Tuesday 6 February 2018

Spots, Sunspots and SNOW!

The coming days are due to be pretty quiet, weather wise, although some very rare snowfall has been taking place over night.

A rare sight on Anglesey.
Even rarer than snow these days is a decent sunspot.  A group of spots has just come into view!



Over the weekend, I set up a full-sized 30m vertical I used for Marconi Day WSPR beaconing from Cefn Du, near Caernarfon last year, and which has languished in a plastic bag ever since! 

The site is my 'bolthole' at a local marsh, which proved to be exceptionally good for 40m WSPR.


This is how the past 24 hours have gone in terms of range, and in comparison with a G7 station, who runs a very effective inverted-L, and one of the best on many bands using WSPR:


Clearly, the vertical is doing very well indeed, more especially during the depths of night.

Across all distances, my vertical is just over 4.5dB stronger than the inverted-L.  For brevity, I haven't included the comparison only at DX distances.  But the summary is 6.75dB stronger for distances above 4400km, and 10.5dB stronger at the extreme DX distances. 

Of course, the comparison graph is not the be-all-and-end-all of the story.  That graph only includes stations reporting both transmitter stations.  It doesn't include those spots where only one transmitter was heard.  That information is more important, because being heard is much better than not being heard!


As you can see, there is a large number of DX that did not hear the inverted-L at all.  DP0GVN was hearing me at a robust peak S/N of -14dB, whilst VK5MR and VU3KAZ both heard me at a much more marginal -26dB.  

Again, the marsh site is proving to be an exceptionally good location from which to operate.  

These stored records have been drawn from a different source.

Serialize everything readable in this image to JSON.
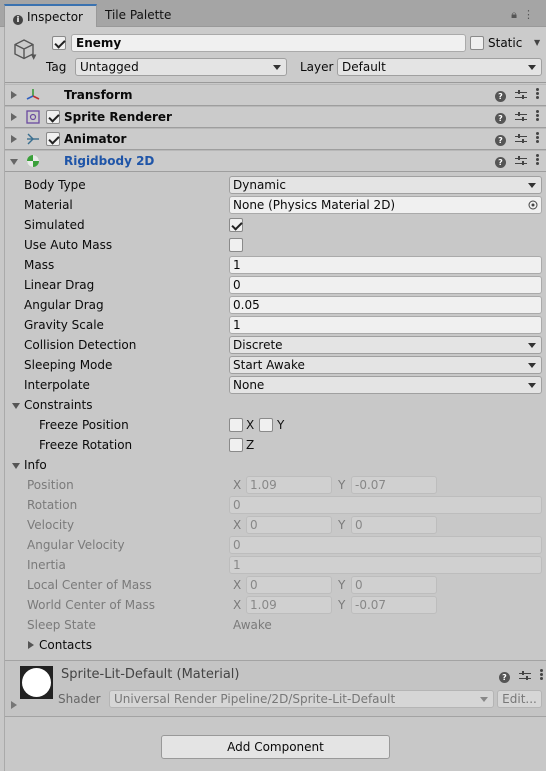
{
  "tabs": {
    "inspector": "Inspector",
    "tile_palette": "Tile Palette"
  },
  "object": {
    "name": "Enemy",
    "static_label": "Static",
    "tag_label": "Tag",
    "tag_value": "Untagged",
    "layer_label": "Layer",
    "layer_value": "Default"
  },
  "components": {
    "transform": "Transform",
    "sprite_renderer": "Sprite Renderer",
    "animator": "Animator",
    "rigidbody": "Rigidbody 2D"
  },
  "rigidbody": {
    "body_type_label": "Body Type",
    "body_type": "Dynamic",
    "material_label": "Material",
    "material": "None (Physics Material 2D)",
    "simulated_label": "Simulated",
    "use_auto_mass_label": "Use Auto Mass",
    "mass_label": "Mass",
    "mass": "1",
    "linear_drag_label": "Linear Drag",
    "linear_drag": "0",
    "angular_drag_label": "Angular Drag",
    "angular_drag": "0.05",
    "gravity_scale_label": "Gravity Scale",
    "gravity_scale": "1",
    "collision_detection_label": "Collision Detection",
    "collision_detection": "Discrete",
    "sleeping_mode_label": "Sleeping Mode",
    "sleeping_mode": "Start Awake",
    "interpolate_label": "Interpolate",
    "interpolate": "None",
    "constraints_label": "Constraints",
    "freeze_position_label": "Freeze Position",
    "freeze_rotation_label": "Freeze Rotation",
    "axis_x": "X",
    "axis_y": "Y",
    "axis_z": "Z"
  },
  "info": {
    "label": "Info",
    "position_label": "Position",
    "position_x": "1.09",
    "position_y": "-0.07",
    "rotation_label": "Rotation",
    "rotation": "0",
    "velocity_label": "Velocity",
    "velocity_x": "0",
    "velocity_y": "0",
    "angular_velocity_label": "Angular Velocity",
    "angular_velocity": "0",
    "inertia_label": "Inertia",
    "inertia": "1",
    "local_com_label": "Local Center of Mass",
    "local_com_x": "0",
    "local_com_y": "0",
    "world_com_label": "World Center of Mass",
    "world_com_x": "1.09",
    "world_com_y": "-0.07",
    "sleep_state_label": "Sleep State",
    "sleep_state": "Awake",
    "contacts_label": "Contacts",
    "axis_x": "X",
    "axis_y": "Y"
  },
  "material": {
    "title": "Sprite-Lit-Default (Material)",
    "shader_label": "Shader",
    "shader_value": "Universal Render Pipeline/2D/Sprite-Lit-Default",
    "edit_label": "Edit..."
  },
  "add_component": "Add Component",
  "colors": {
    "accent": "#3a72b0",
    "component_title_active": "#1f55a8"
  }
}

Of course, I have to always sound a cautionary note about too many WSPRlite transmitters and too few receivers being a bad thing.  But, equally, I also have to underline just how important WSPR is as an objective, bias-free means of assessing and comparing antenna performance.  It's a pity that the so-called representative bodies for amateur radio do not see the obvious merit in giving WSPR transmissions the kind of band allocation and protection that beacons enjoy.  Instead, we regularly have to put up with licence-breaching infringements of our existing transmissions from, mainly, RTTY and PACTOR. 

Yet again, the retired middle class, white men sitting on committees are failing to keep up with the times, and their legitimacy must be called into question.